We had a little fun this weekend. Instead of watching his team lose in the LL Section Finals in the sweltering heat, we went to the hitting cages for a few swings and to a Major League game. His cast comes off later this week, but he hopping to get back to playing ball - both hitting and pitching. He threw, with his cast on (no wrist action), about 20 pitches. The 1st few were fairly wild, but after a couple throws he adjusted well and hit the strike zones consistently.

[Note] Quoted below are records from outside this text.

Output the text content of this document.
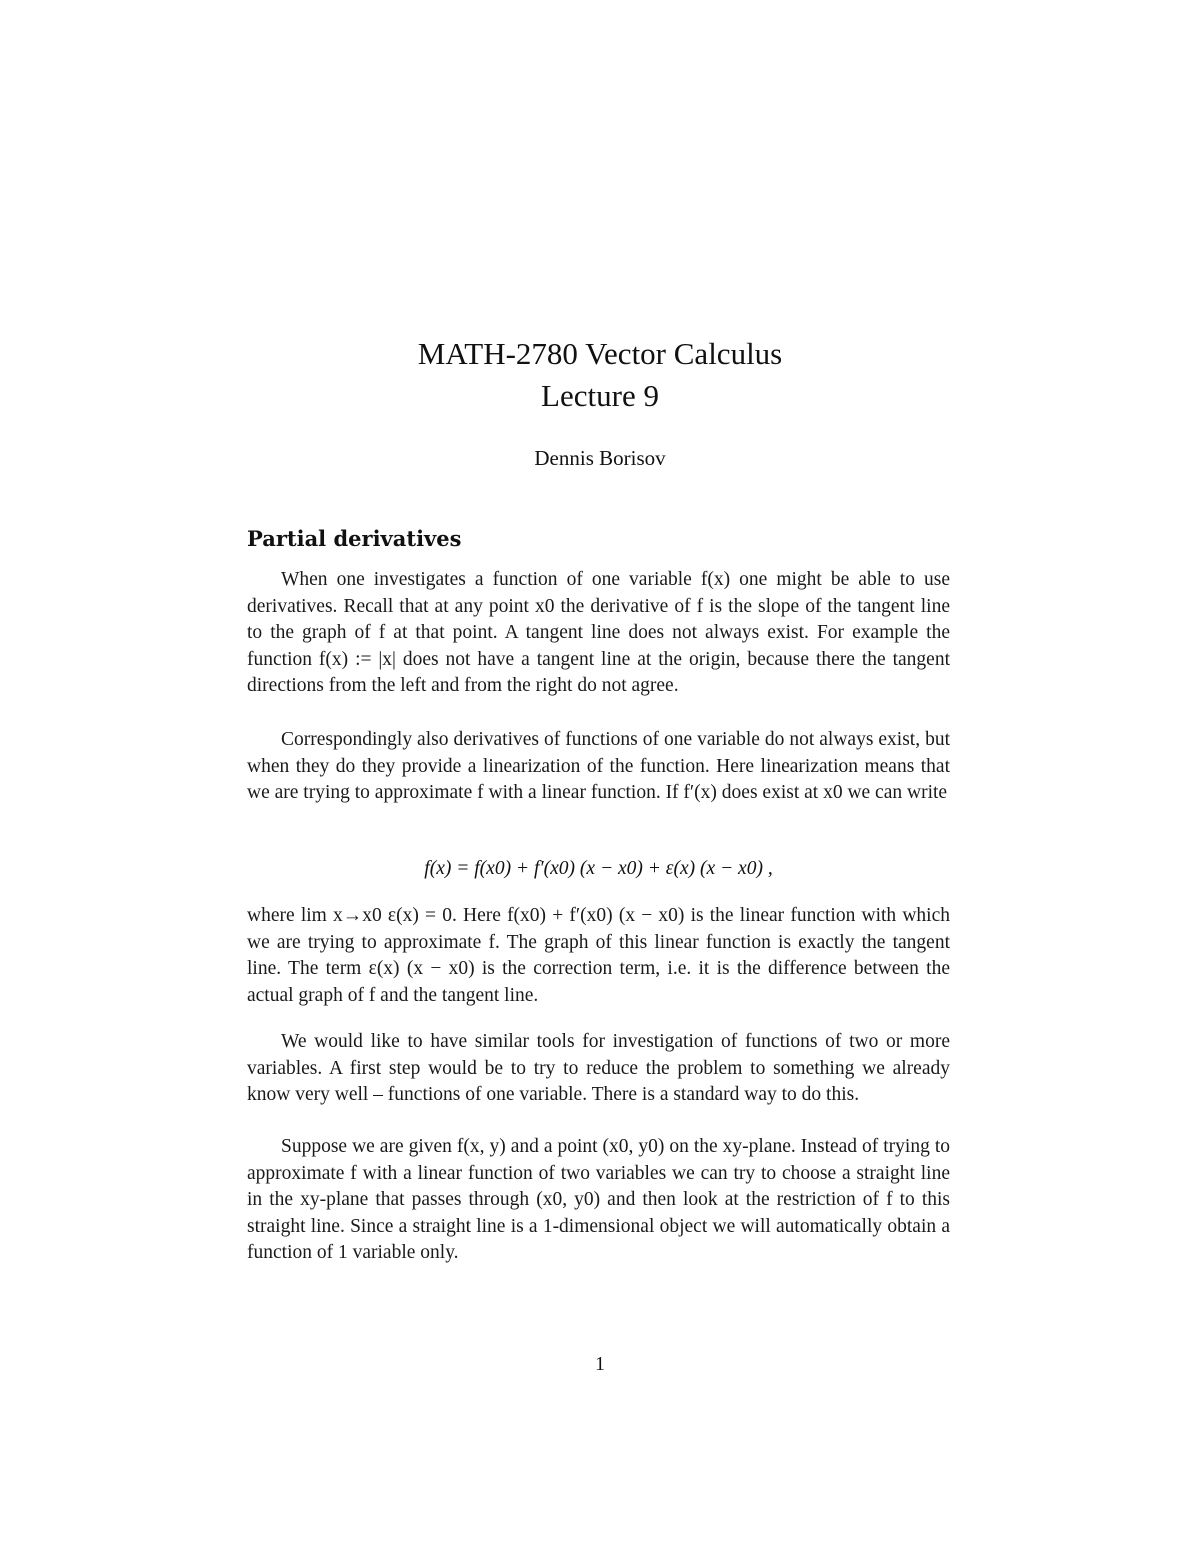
MATH-2780 Vector Calculus
Lecture 9
Dennis Borisov
Partial derivatives

When one investigates a function of one variable f(x) one might be able to use derivatives. Recall that at any point x0 the derivative of f is the slope of the tangent line to the graph of f at that point. A tangent line does not always exist. For example the function f(x) := |x| does not have a tangent line at the origin, because there the tangent directions from the left and from the right do not agree.

Correspondingly also derivatives of functions of one variable do not always exist, but when they do they provide a linearization of the function. Here linearization means that we are trying to approximate f with a linear function. If f′(x) does exist at x0 we can write

f(x) = f(x0) + f′(x0) (x − x0) + ε(x) (x − x0) ,

where lim x→x0 ε(x) = 0. Here f(x0) + f′(x0) (x − x0) is the linear function with which we are trying to approximate f. The graph of this linear function is exactly the tangent line. The term ε(x) (x − x0) is the correction term, i.e. it is the difference between the actual graph of f and the tangent line.

We would like to have similar tools for investigation of functions of two or more variables. A first step would be to try to reduce the problem to something we already know very well – functions of one variable. There is a standard way to do this.

Suppose we are given f(x, y) and a point (x0, y0) on the xy-plane. Instead of trying to approximate f with a linear function of two variables we can try to choose a straight line in the xy-plane that passes through (x0, y0) and then look at the restriction of f to this straight line. Since a straight line is a 1-dimensional object we will automatically obtain a function of 1 variable only.

1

Clocked consistently at 58 with a peak at 59.

He’s been throwing in the back yard with his brother for the past week, and was hoping his team would win the Sections so he could play 1st base (no pitching) at States. He had fun, and even more fun telling everyone he broke his arm playing bike tag.

[quote=“SomeBaseballDad”]
Yeah well, down the road the moral of the story might be…don’t keep your kid from playing bike tag with his friends because of what might happen and how it will affect baseball, because he might grow to hate baseball.[/quote]

He’s back to liking baseball. He’s playing 14U Fall Ball and has a 1.50 ERA in 10 innings pitched, and averaging 18 pitches per inning. Almost all FBs this fall. His strike out rate is down somewhat (1.75/inning), but his K:BB rate remains good at 4:1. Each game he has gotten more comfortable and gained better control with his pitches.

One more game before switching to basketball.

How is your son doing?
My son is 14 and just broke his radius on his pitching arm. Season is over. Freshman starting pitcher and shortstop for jv team. Will have to wait till next year. But just wondering about your experience , what the expectations should be?
At the moment im expecting no pitching for 1 year . But I’m no expert. But most important hoping for 100% recovery.